Les œuvres de Moon Palace ravivent ces illusions. Sur les murs de Marc Blondeau, des tapisseries
ovales tissées par un atelier mexicain qui réalise des Gobelins, textiles fabriqués sur des métiers
selon une technique mise au point sous Henri IV. Les motifs? Les veines d’une plaque de marbre et
un dessin de Mai-Thu Perret, sorte de paysage abstrait interprété en fils serrés. Un boulot
monumental compte tenu de la difficulté des modèles de base. «L’ovale est une forme intéressante,
c’est à la fois un œuf et un visage. Il appartient aussi au vocabulaire géométrique de la modernité. On
pense à la tête en bronze de Brancusi et aux sculptures des Cyclades.» Ou à Sophie Taeuber-Arp, qui
a beaucoup utilisé la broderie et le point de croix dans son œuvre. L’artiste suisse du billet de
50 francs, à qui le Kunsthaus d’Aarau consacrait une vaste rétrospective l’année dernière, se retrouve
dans plusieurs pièces présentées ici. Notamment dans une autre tapisserie de 3 mètres de haut pour
2 de large qui représente des combinaisons de carrés colorés inspirées par l’œuvre de la Zurichoise.

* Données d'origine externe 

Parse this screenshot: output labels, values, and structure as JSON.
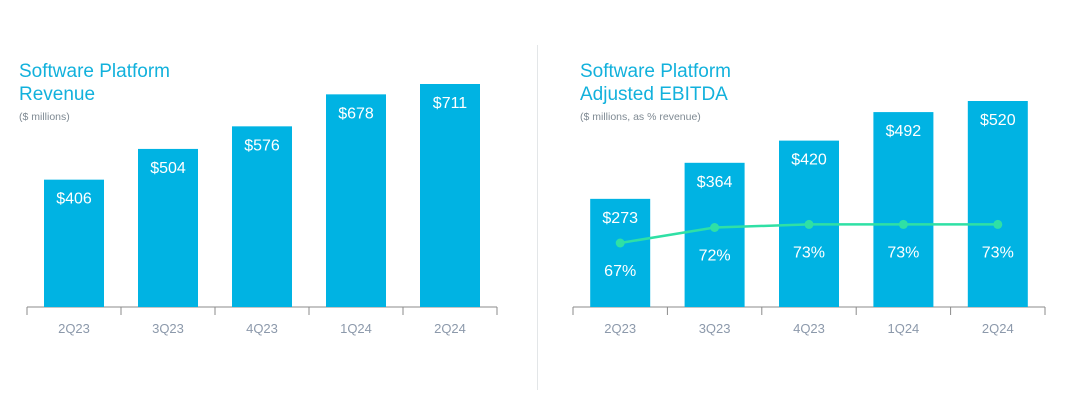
{
  "chart_data": [
    {
      "type": "bar",
      "title_line1": "Software Platform",
      "title_line2": "Revenue",
      "subtitle": "($ millions)",
      "categories": [
        "2Q23",
        "3Q23",
        "4Q23",
        "1Q24",
        "2Q24"
      ],
      "values": [
        406,
        504,
        576,
        678,
        711
      ],
      "value_labels": [
        "$406",
        "$504",
        "$576",
        "$678",
        "$711"
      ],
      "ylim": [
        0,
        711
      ],
      "bar_color": "#00b3e3"
    },
    {
      "type": "bar",
      "title_line1": "Software Platform",
      "title_line2": "Adjusted EBITDA",
      "subtitle": "($ millions, as % revenue)",
      "categories": [
        "2Q23",
        "3Q23",
        "4Q23",
        "1Q24",
        "2Q24"
      ],
      "values": [
        273,
        364,
        420,
        492,
        520
      ],
      "value_labels": [
        "$273",
        "$364",
        "$420",
        "$492",
        "$520"
      ],
      "ylim": [
        0,
        520
      ],
      "bar_color": "#00b3e3",
      "line_series": {
        "values": [
          67,
          72,
          73,
          73,
          73
        ],
        "labels": [
          "67%",
          "72%",
          "73%",
          "73%",
          "73%"
        ],
        "color": "#2fe0a5"
      }
    }
  ]
}
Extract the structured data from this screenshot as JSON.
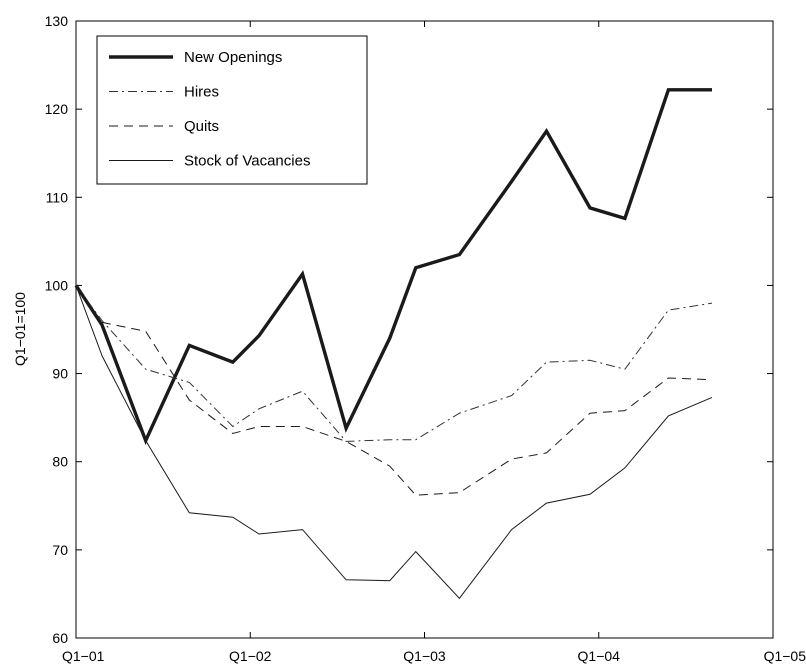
{
  "chart_data": {
    "type": "line",
    "title": "",
    "xlabel": "",
    "ylabel": "Q1−01=100",
    "x_ticks": [
      "Q1−01",
      "Q1−02",
      "Q1−03",
      "Q1−04",
      "Q1−05"
    ],
    "xlim": [
      0,
      16
    ],
    "ylim": [
      60,
      130
    ],
    "y_ticks": [
      60,
      70,
      80,
      90,
      100,
      110,
      120,
      130
    ],
    "grid": false,
    "legend_position": "top-left",
    "x": [
      0,
      0.6,
      1.6,
      2.6,
      3.6,
      4.2,
      5.2,
      6.2,
      7.2,
      7.8,
      8.8,
      10.0,
      10.8,
      11.8,
      12.6,
      13.6,
      14.6
    ],
    "series": [
      {
        "name": "New Openings",
        "style": "solid-thick",
        "color": "#1a1a1a",
        "values": [
          100,
          95.5,
          82.4,
          93.2,
          91.3,
          94.3,
          101.3,
          83.8,
          94.0,
          102.0,
          103.5,
          111.8,
          117.5,
          108.8,
          107.6,
          122.2,
          122.2
        ]
      },
      {
        "name": "Hires",
        "style": "dashdot",
        "color": "#333333",
        "values": [
          100,
          96.0,
          90.5,
          89.0,
          84.0,
          86.0,
          88.0,
          82.3,
          82.5,
          82.5,
          85.5,
          87.5,
          91.3,
          91.5,
          90.5,
          97.2,
          98.0
        ]
      },
      {
        "name": "Quits",
        "style": "dashed",
        "color": "#1a1a1a",
        "values": [
          100,
          95.8,
          94.8,
          87.0,
          83.2,
          84.0,
          84.0,
          82.3,
          79.5,
          76.2,
          76.5,
          80.3,
          81.0,
          85.5,
          85.8,
          89.5,
          89.3
        ]
      },
      {
        "name": "Stock of Vacancies",
        "style": "solid-thin",
        "color": "#1a1a1a",
        "values": [
          100,
          92.0,
          82.4,
          74.2,
          73.7,
          71.8,
          72.3,
          66.6,
          66.5,
          69.8,
          64.5,
          72.3,
          75.3,
          76.3,
          79.3,
          85.2,
          87.3
        ]
      }
    ]
  }
}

Et aussi dans un étrange objet réalisé en osier noir. Une sculpture dont on ne sait pas s’il s’agit d’un
pion de jeu de société, d’un barbecue ou d’un vaisseau de l’espace. «C’est tiré d’une boîte en bois de
Sophie Taeuber qui, ouverte, ressemble à un calice. A cette taille et avec ce matériau, la valeur
d’usage disparaît complètement. J’aime ce genre d’objet, à la fois intrigant et inattendu. Sans jamais
faire de la citation pure, c’est le type de formes trouvées qui m’inspire.»
Manière de dire aussi que dans le travail de Mai-Thu Perret, il est souvent question de
transformation. C’est la façon dont un atelier de Guadalajara va interpréter une gouache sur son
métier à tisser, celle d’un vanneur qui reproduit en format géant un gobelet dadaïste ou encore la
réaction à la cuisson d’une pièce en céramique. Mais qui dit transformation, dit forcément surprise.
«En tant qu’artiste, il faut savoir supporter les accidents artistiques, reprend la Genevoise. Le hasard,
le côté imprévisible fait partie de notre travail.» C’est le cas de ces grandes plaques d’émaux,
triptyques constitués de triangles combinés sur le mur comme des logos. «Ou comme des peintures
abstraites américaines des années 70. C’est très compliqué d’obtenir des pièces rigoureusement
droites en céramique, surtout de cette envergure. De la même manière, la couleur varie. Il y a des
nuances, des ombres, des bulles qui apparaissent mais que vous n’attendiez pas. Cela donne de la
profondeur. La pièce vibre, elle est vivante.» Comme un tableau, dans le fond. «Mon travail tourne
beaucoup autour de cette question de la peinture. Et de comment réussir à en faire avec d’autres
moyens qu’un châssis et de la peinture.»